Many economists predict the unemployment rate will fall even further this year, potentially dropping to 3.5 percent, which would be the lowest rate since 1969. Wage growth ticked up slightly to 2.7 percent over the past year, but is still sluggish.
"The labor market is continuing its longest streak of job growth on record," said Martha Gimbel, researcher director at Indeed.com, an employment website. "This recovery is showing no sign of slowing down."
Presidents have typically received an advance look at the jobs report, but they refrain from commenting until after it releases because they don't want to be seen as influencing the markets. A long-standing federal rule forbids government employees from commenting on the jobs numbers until an hour after the release, but Trump has ignored that rule before.
Hiring was strong across the board with retail and health care leading the surge in May. Blue-collar jobs have also picked up in the past year as rising oil prices and the global economic rebound are driving more demand for construction and manufacturing workers.
The United States has gained 95,000 manufacturing jobs and 110,000 construction jobs from the start of the year through May. Hiring in manufacturing is off to the best start this year since 2011.
There was celebrating in Granite City, Ill., in May as about 500 jobs came back when the U.S. Steel plant there, known as Granite City Works, reopened. The company says it brought the workers back because Trump's steel tariffs helped bump up demand for domestic steel.
"We’re finally seeing steady growth in blue collar work, but the problem is it’s not accompanied by strong wage growth," said Heidi Shierholz, director of policy at the Economic Policy Institute and a former chief economist at the Labor Department.
While some steel and aluminum jobs have returned after the tariffs went into effect, there are concerns that jobs may be lost in industries like autos that have to pay higher prices for the metals.
Executives at many companies complain they can't find enough workers. But the pickup in hiring this year suggests they are still adding to their head count and more people are reentering the job market after taking time off for health reasons, taking care of family or just because they didn't think there were enough opportunities for them.
Job gains have averaged 207,000 a month this year, a faster pace than last year or the year before.
While American companies remain on a hiring spree, they continue to be reluctant to raise wages. The annual pace of wage growth in May was just 2.7 percent, which is barely above inflation.
“Small and medium-sized businesses don't have the capacity to raise wages that fast,” said Gregory Daco, chief U.S. economist at Oxford Economics.

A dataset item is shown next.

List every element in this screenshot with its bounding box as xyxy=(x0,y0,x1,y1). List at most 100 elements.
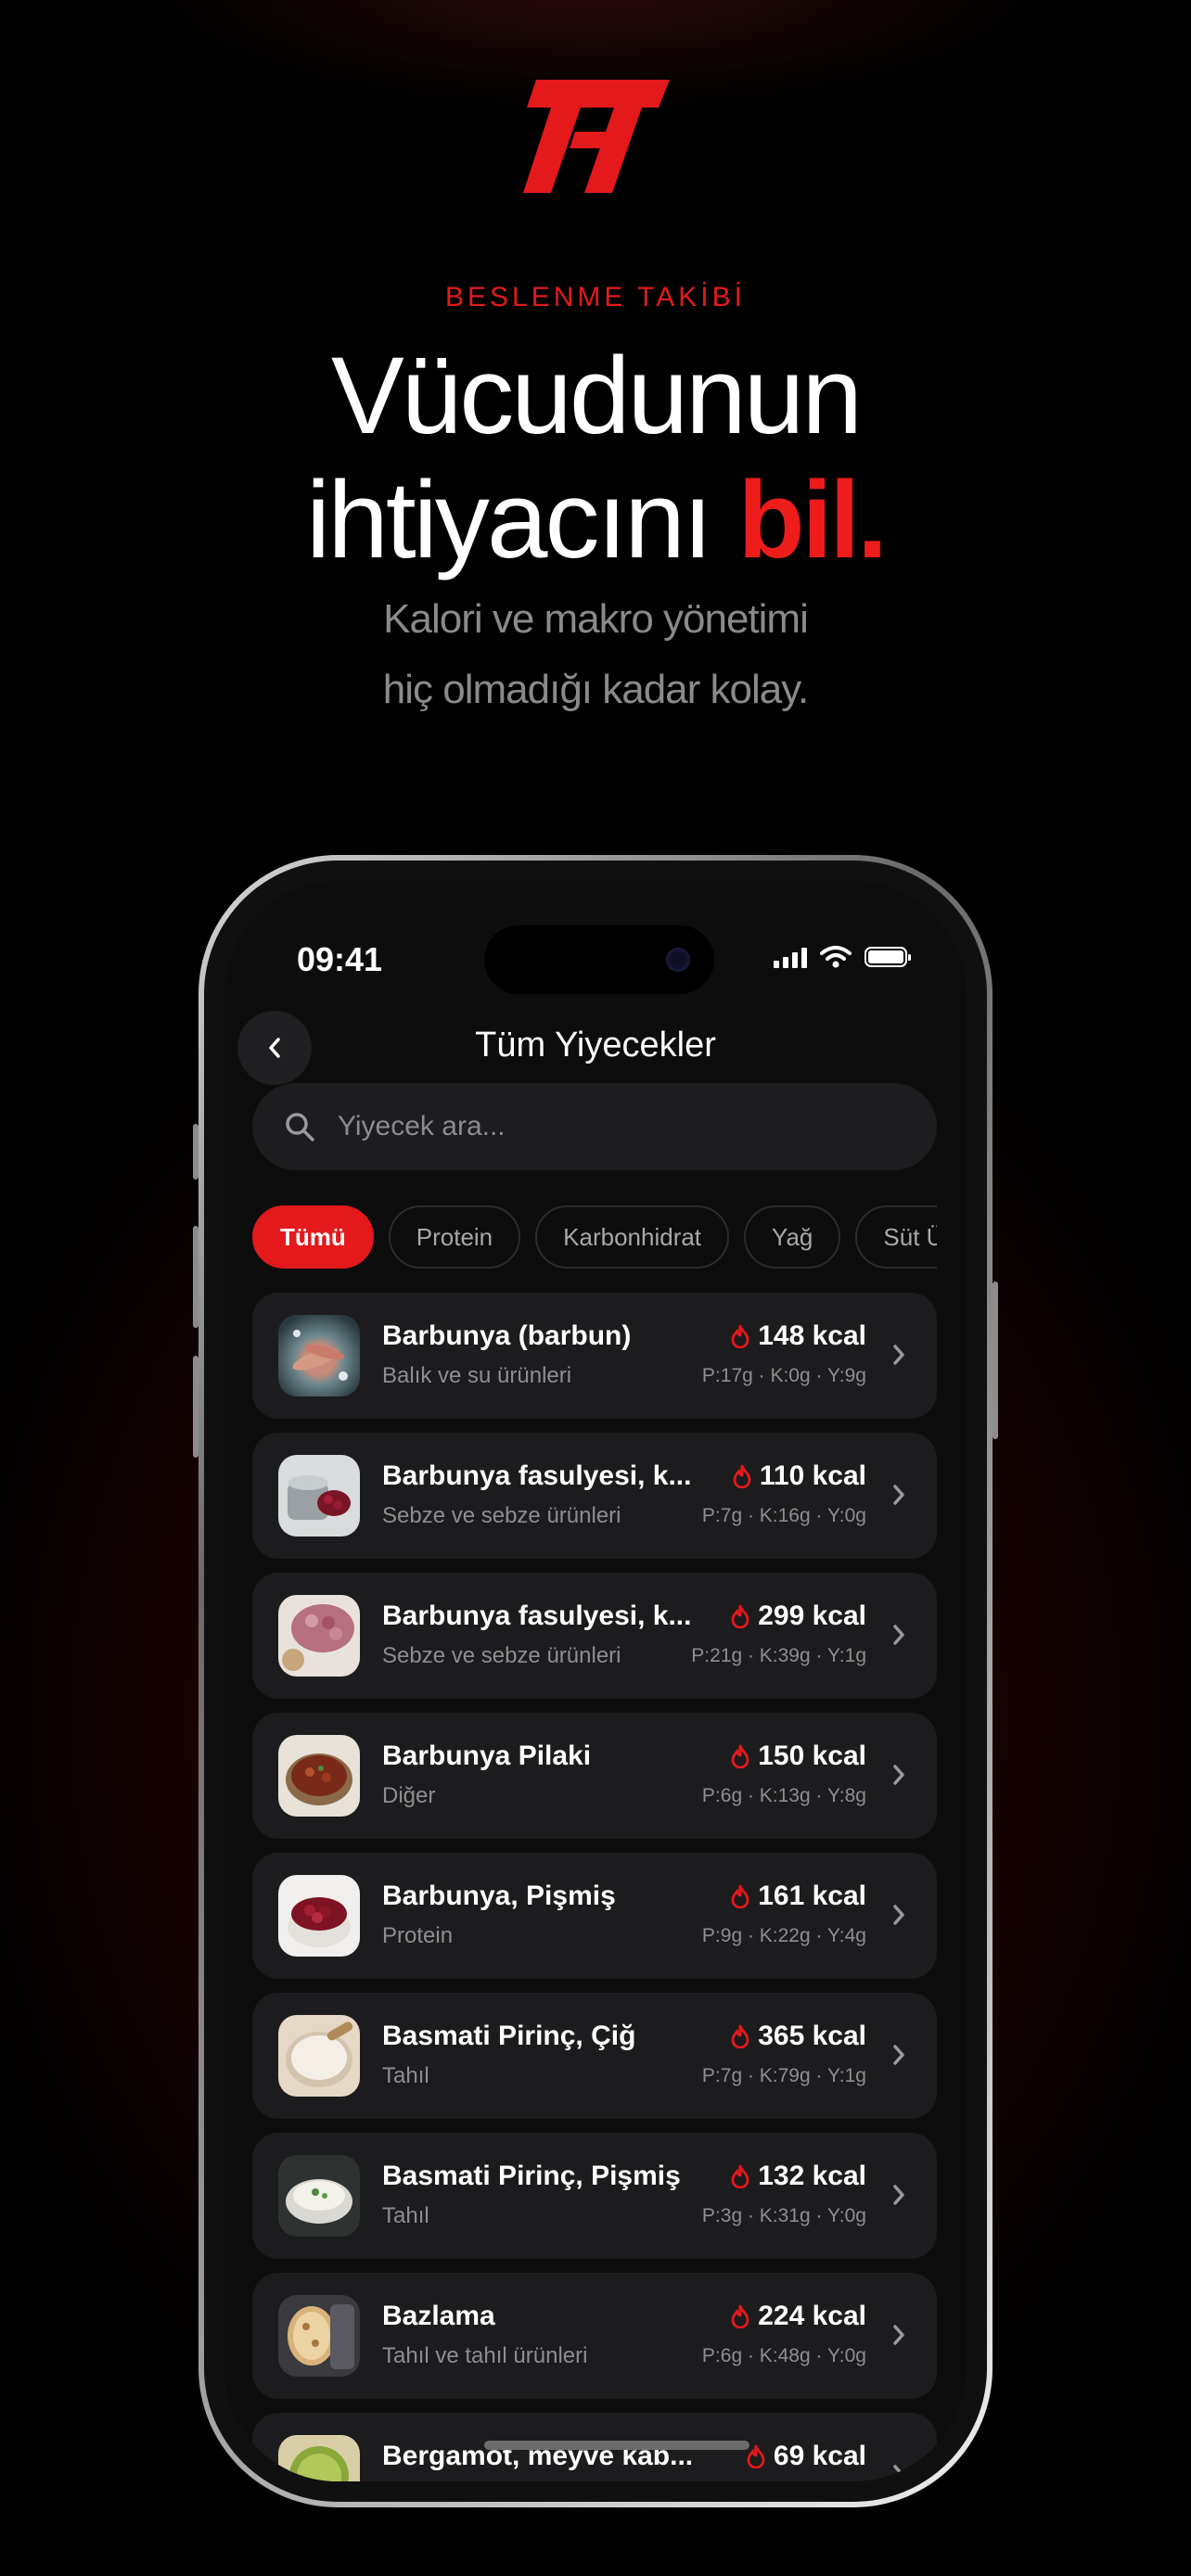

This economic expansion is now the second longest in modern American history, behind only the 1990s tech boom that saw widespread job and wage gains for people across the income and skills spectrum. There are encouraging signs that more Americans are benefitting from today's hot jobs market.
Unemployment for African Americans has fallen to the lowest level on record, dropping below 6 percent for the first time ever, an encouraging sign that Trump played up in a speech Friday at a Coast Guard ceremony. The Hispanic rate is also close to its lowest level since the Labor Department began tracking the unemployment rates for minority groups in the early 1970s.
While African-American unemployment is still above that of whites, the gap has narrowed to the lowest ever. The unemployment rate for Americans who graduated high school but didn't attend college has also fallen sharply in recent months from 4.5 percent in January to 3.9 percent in May.
The strong jobs report is expected to keep the Federal Reserve on track to hike interest rates at their next meeting in mid-June.